Currently about 3.4 million homeowners are in forbearance plans, according to the MBA’s Forbearance and Call Volume Survey.

Requests for forbearances increased slightly, but remain at a trickle compared with March and April.

The share of Fannie Mae and Freddie Mac loans in forbearance dropped for the 16th week in a row to 4.46% – a nine-basis-point improvement.

Ginnie Mae loans in forbearance remained flat compared to the previous week at 9.15%, and the forbearance share for portfolio loans and private-label securities (PLS) also remained flat, at 10.52%.

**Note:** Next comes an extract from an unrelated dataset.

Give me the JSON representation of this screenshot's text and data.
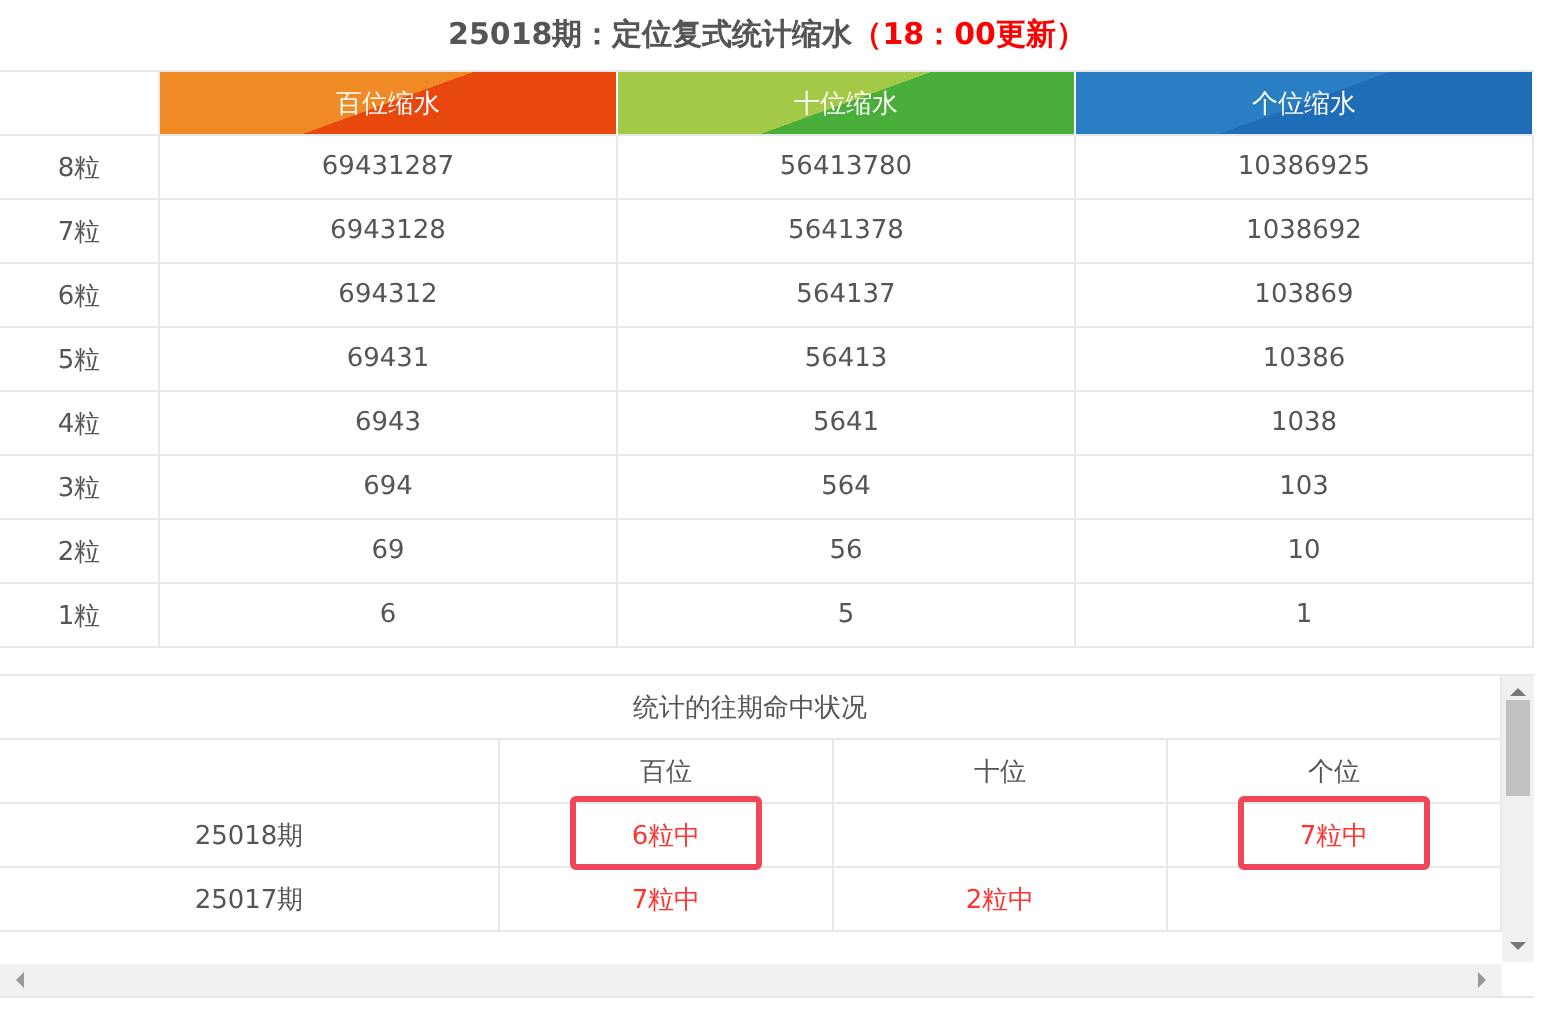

The percentage of loans in forbearance for depository servicers decreased seven basis points to 7.11%, and the percentage of loans in forbearance for independent mortgage bank (IMB) servicers decreased three basis points to 7.23%.

“The share of loans in forbearance continues to decline and is now at a level not seen since mid-April,” says Mike Fratantoni, senior vice president and chief economist for the MBA, in a statement. “Many homeowners with GSE loans are exiting forbearance into a deferral plan and resuming their original mortgage payment, but waiting to pay the forborne amount until the end of the loan.

“However, the overall picture is still somewhat of a mixed bag,” Fratantoni adds. “The recent uptick in forbearance requests, particularly for those with FHA or VA loans, is leaving the Ginnie Mae share elevated, as the pace of new requests meets or exceeds the pace of exits.”

As per the most recent data from the Bureau of Labor Statistics, the U.S. unemployment has fallen to around 8.4%, with many still to be regained in the hospitality and travel industries.

“The continued churn in the job market is likely keeping many homeowners who have been in forbearance reluctant to exit, given the level of economic uncertainty,” Fratantoni says.